Additionally, the model clearly satisfies various criteria considered for external validation. When derived GEP and regression models are compared, it becomes clear that GEP models outperform ANN and XG Boost models in terms of generalization and prediction, making them ideal for implementing in designing of BFRC by observing R2 value of 0.99 in Fig. 7.

It is recommended to perform dredged assessment first before using BF as reinforcement in concrete. It is better to carefully consider the optimum content of BF to achieve desired CS and TS of BFRC in Figs. 1 and 2.
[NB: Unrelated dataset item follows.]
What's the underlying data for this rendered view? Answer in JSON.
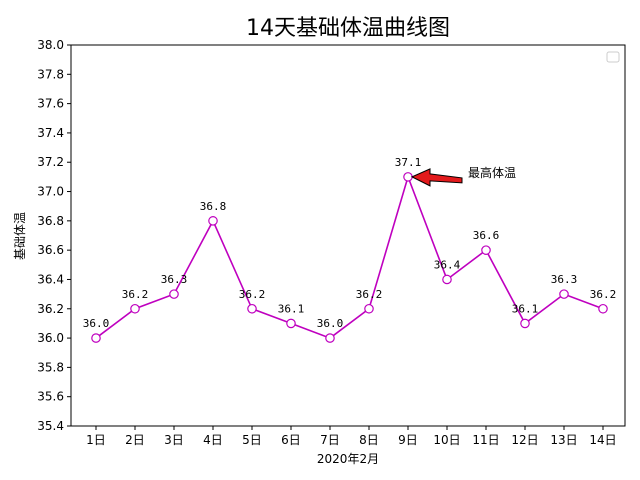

Instead of dumping basalt fibers as trash, the empirical models can supply a precise and powerful foundation for enhancing their use in construction projects. This may help create high-performance concrete, which will be more useful in the construction sector. Further study on BFRC can be done for other parameters like Elasticity and torsional effects by using GEP which will aid in more deep understanding of properties of BFRC1,2. For future studies on BFRC, several other machine learning techniques like3,4,5 can be implemented.